Ganaxolone Significantly Reduces Major Motor Seizures Associated with CDKL5 Deficiency Disorder: A Randomized, Double-blind, Placebo-Controlled Phase 3 Study
Elia Pestana-Knight1, Sam Amin2, Timothy Benke3, J. Helen Cross4, Heather Olson5, Thomas Fleming6, Scott Demarest7, Nicola Specchio8
1Epilepsy Center, Cleveland Clinic Neurological Institute, 2Pediatric Neurology, University Hospitals Bristol, 3Dept. of Pediatrics, University of Colorado, 4UCL-Institute of Child Health, 5Boston Children's Hospital Peabody, 6Dept. of Biostatistics, University of Washington, 7University of Colorado Health Science Center, Child Neurology, 8Bambino Gesù Children’s Hospital, IRCCS
Objective:
To evaluate theefficacy of ganaxolone compared to placebo as adjunctive treatment of major motor seizures (MMS) in CDKL5 deficiency disorder (CDD).
Background:
CDD is a rare, genetically determined developmental and epileptic encephalopathy
characterized by early-onset refractory seizures and severe neurodevelopmental impairment.
CDD-associated seizures are often refractory to treatment with existing antiseizure medications
(ASMs) and improvements may be short-lived.
Design/Methods:
In this global, double-blind, placebo-controlled, phase 3 trial, patients aged 2-21 years with a
pathogenic CDKL5 variant and uncontrolled major motor seizures (MMS ≥16/month) were
randomized to adjunctive ganaxolone (maximum 63 mg/kg/day or 1,800 mg/day, TID) or placebo
for 17 weeks. MMS were defined as bilateral tonic, generalized tonic-clonic, atonic/drop, bilateral
clonic or focal to bilateral tonic-clonic. The primary endpoint was percentage change from baseline
in major motor seizure frequency (MMSF) during the double-blind phase. Key secondary
endpoints included ≥50% responder rate and clinical global impression of improvement (CGI-I).
Results:
A total of 101 patients (79% female) were randomized, 50 to ganaxolone and 51 to placebo.
Patients were a median age of 6 years and had tried a median of 7 prior ASMs. Baseline median
28-day MMSF was 54.0 in the ganaxolone group and 49.2 in the placebo group.

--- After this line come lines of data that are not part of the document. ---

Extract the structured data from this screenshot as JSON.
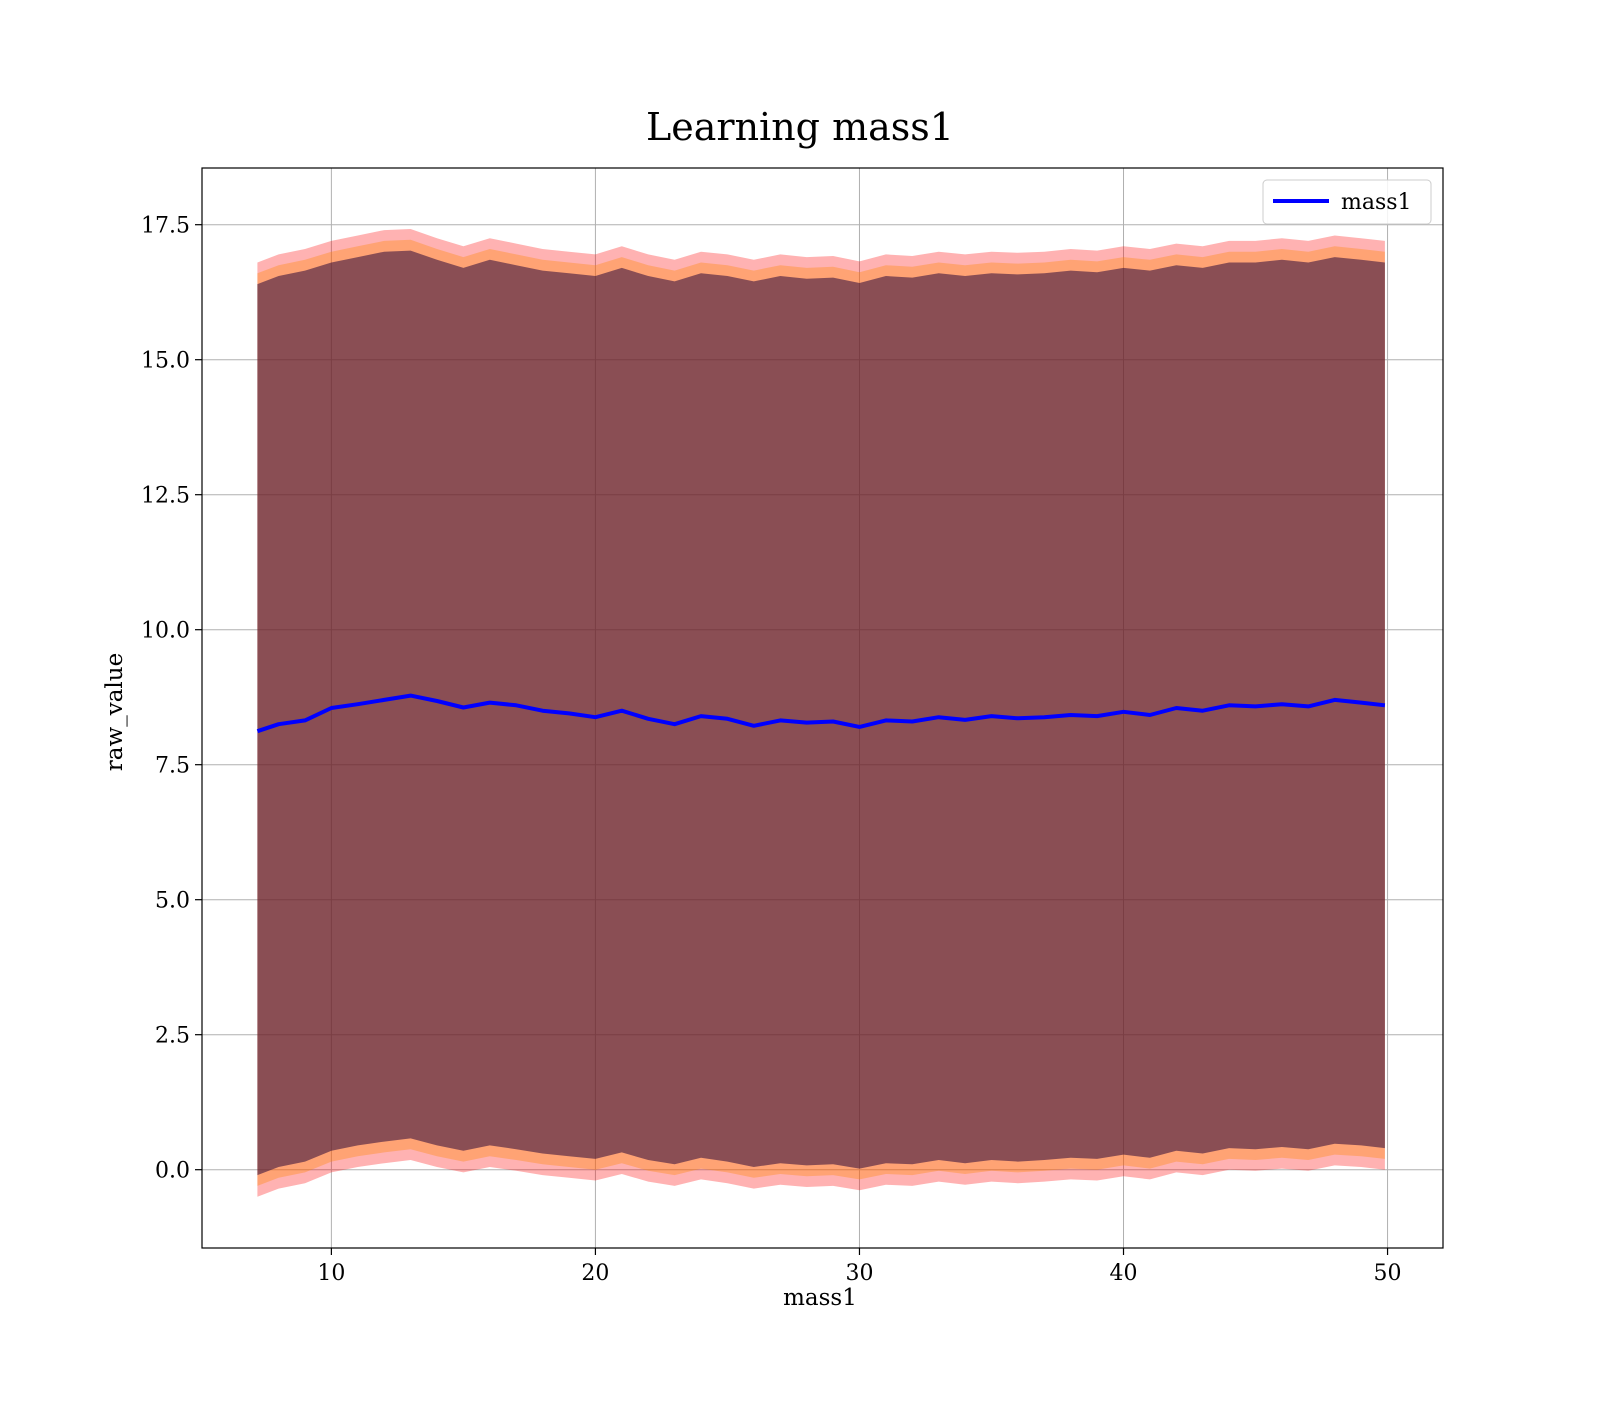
{
  "chart_data": {
    "type": "line",
    "title": "Learning mass1",
    "xlabel": "mass1",
    "ylabel": "raw_value",
    "xlim": [
      5.1,
      52.1
    ],
    "ylim": [
      -1.45,
      18.55
    ],
    "xticks": [
      10,
      20,
      30,
      40,
      50
    ],
    "xtick_labels": [
      "10",
      "20",
      "30",
      "40",
      "50"
    ],
    "yticks": [
      0.0,
      2.5,
      5.0,
      7.5,
      10.0,
      12.5,
      15.0,
      17.5
    ],
    "ytick_labels": [
      "0.0",
      "2.5",
      "5.0",
      "7.5",
      "10.0",
      "12.5",
      "15.0",
      "17.5"
    ],
    "grid": true,
    "legend_position": "top-right",
    "series": [
      {
        "name": "mass1",
        "color": "#0000ff",
        "x": [
          7.2,
          8,
          9,
          10,
          11,
          12,
          13,
          14,
          15,
          16,
          17,
          18,
          19,
          20,
          21,
          22,
          23,
          24,
          25,
          26,
          27,
          28,
          29,
          30,
          31,
          32,
          33,
          34,
          35,
          36,
          37,
          38,
          39,
          40,
          41,
          42,
          43,
          44,
          45,
          46,
          47,
          48,
          49,
          49.9
        ],
        "y": [
          8.12,
          8.25,
          8.32,
          8.55,
          8.62,
          8.7,
          8.78,
          8.68,
          8.56,
          8.65,
          8.6,
          8.5,
          8.45,
          8.38,
          8.5,
          8.35,
          8.25,
          8.4,
          8.35,
          8.22,
          8.32,
          8.28,
          8.3,
          8.2,
          8.32,
          8.3,
          8.38,
          8.33,
          8.4,
          8.36,
          8.38,
          8.42,
          8.4,
          8.48,
          8.42,
          8.55,
          8.5,
          8.6,
          8.58,
          8.62,
          8.58,
          8.7,
          8.65,
          8.6
        ]
      }
    ],
    "bands": [
      {
        "color": "#ff0000",
        "opacity": 0.3,
        "upper": [
          16.8,
          16.95,
          17.05,
          17.2,
          17.3,
          17.4,
          17.42,
          17.25,
          17.1,
          17.25,
          17.15,
          17.05,
          17.0,
          16.95,
          17.1,
          16.95,
          16.85,
          17.0,
          16.95,
          16.85,
          16.95,
          16.9,
          16.92,
          16.82,
          16.95,
          16.92,
          17.0,
          16.95,
          17.0,
          16.98,
          17.0,
          17.05,
          17.02,
          17.1,
          17.05,
          17.15,
          17.1,
          17.2,
          17.2,
          17.25,
          17.2,
          17.3,
          17.25,
          17.2
        ],
        "lower": [
          -0.5,
          -0.35,
          -0.25,
          -0.05,
          0.05,
          0.12,
          0.18,
          0.05,
          -0.05,
          0.05,
          -0.02,
          -0.1,
          -0.15,
          -0.2,
          -0.08,
          -0.22,
          -0.3,
          -0.18,
          -0.25,
          -0.35,
          -0.28,
          -0.32,
          -0.3,
          -0.38,
          -0.28,
          -0.3,
          -0.22,
          -0.28,
          -0.22,
          -0.25,
          -0.22,
          -0.18,
          -0.2,
          -0.12,
          -0.18,
          -0.05,
          -0.1,
          0.0,
          -0.02,
          0.02,
          -0.02,
          0.08,
          0.05,
          0.0
        ]
      },
      {
        "color": "#ff8800",
        "opacity": 0.35,
        "upper": [
          16.6,
          16.75,
          16.85,
          17.0,
          17.1,
          17.2,
          17.22,
          17.05,
          16.9,
          17.05,
          16.95,
          16.85,
          16.8,
          16.75,
          16.9,
          16.75,
          16.65,
          16.8,
          16.75,
          16.65,
          16.75,
          16.7,
          16.72,
          16.62,
          16.75,
          16.72,
          16.8,
          16.75,
          16.8,
          16.78,
          16.8,
          16.85,
          16.82,
          16.9,
          16.85,
          16.95,
          16.9,
          17.0,
          17.0,
          17.05,
          17.0,
          17.1,
          17.05,
          17.0
        ],
        "lower": [
          -0.3,
          -0.15,
          -0.05,
          0.15,
          0.25,
          0.32,
          0.38,
          0.25,
          0.15,
          0.25,
          0.18,
          0.1,
          0.05,
          0.0,
          0.12,
          -0.02,
          -0.1,
          0.02,
          -0.05,
          -0.15,
          -0.08,
          -0.12,
          -0.1,
          -0.18,
          -0.08,
          -0.1,
          -0.02,
          -0.08,
          -0.02,
          -0.05,
          -0.02,
          0.02,
          0.0,
          0.08,
          0.02,
          0.15,
          0.1,
          0.2,
          0.18,
          0.22,
          0.18,
          0.28,
          0.25,
          0.2
        ]
      },
      {
        "color": "#2a0a3a",
        "opacity": 0.55,
        "upper": [
          16.4,
          16.55,
          16.65,
          16.8,
          16.9,
          17.0,
          17.02,
          16.85,
          16.7,
          16.85,
          16.75,
          16.65,
          16.6,
          16.55,
          16.7,
          16.55,
          16.45,
          16.6,
          16.55,
          16.45,
          16.55,
          16.5,
          16.52,
          16.42,
          16.55,
          16.52,
          16.6,
          16.55,
          16.6,
          16.58,
          16.6,
          16.65,
          16.62,
          16.7,
          16.65,
          16.75,
          16.7,
          16.8,
          16.8,
          16.85,
          16.8,
          16.9,
          16.85,
          16.8
        ],
        "lower": [
          -0.1,
          0.05,
          0.15,
          0.35,
          0.45,
          0.52,
          0.58,
          0.45,
          0.35,
          0.45,
          0.38,
          0.3,
          0.25,
          0.2,
          0.32,
          0.18,
          0.1,
          0.22,
          0.15,
          0.05,
          0.12,
          0.08,
          0.1,
          0.02,
          0.12,
          0.1,
          0.18,
          0.12,
          0.18,
          0.15,
          0.18,
          0.22,
          0.2,
          0.28,
          0.22,
          0.35,
          0.3,
          0.4,
          0.38,
          0.42,
          0.38,
          0.48,
          0.45,
          0.4
        ]
      }
    ]
  }
}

Patients taking
ganaxolone experienced a median 30.7% reduction in MMSF relative to baseline compared to a
6.9% reduction in the placebo group during the treatment period (p=0.0036, Wilcoxon Rank-Sum
Test). Ganaxolone showed numerical trends (not statistically significant) in key secondary endpoints. In
subgroup analyses, ganaxolone showed MMSF reductions across the broad CDD population
studied. Adverse events occurring in > 10% of patients and more frequently in the ganaxolone
group were somnolence, pyrexia and upper respiratory tract infections.
Conclusions:
These data provide strong evidence that ganaxolone is effective and generally welltolerated in the treatment of refractory epilepsy in patients with CDD.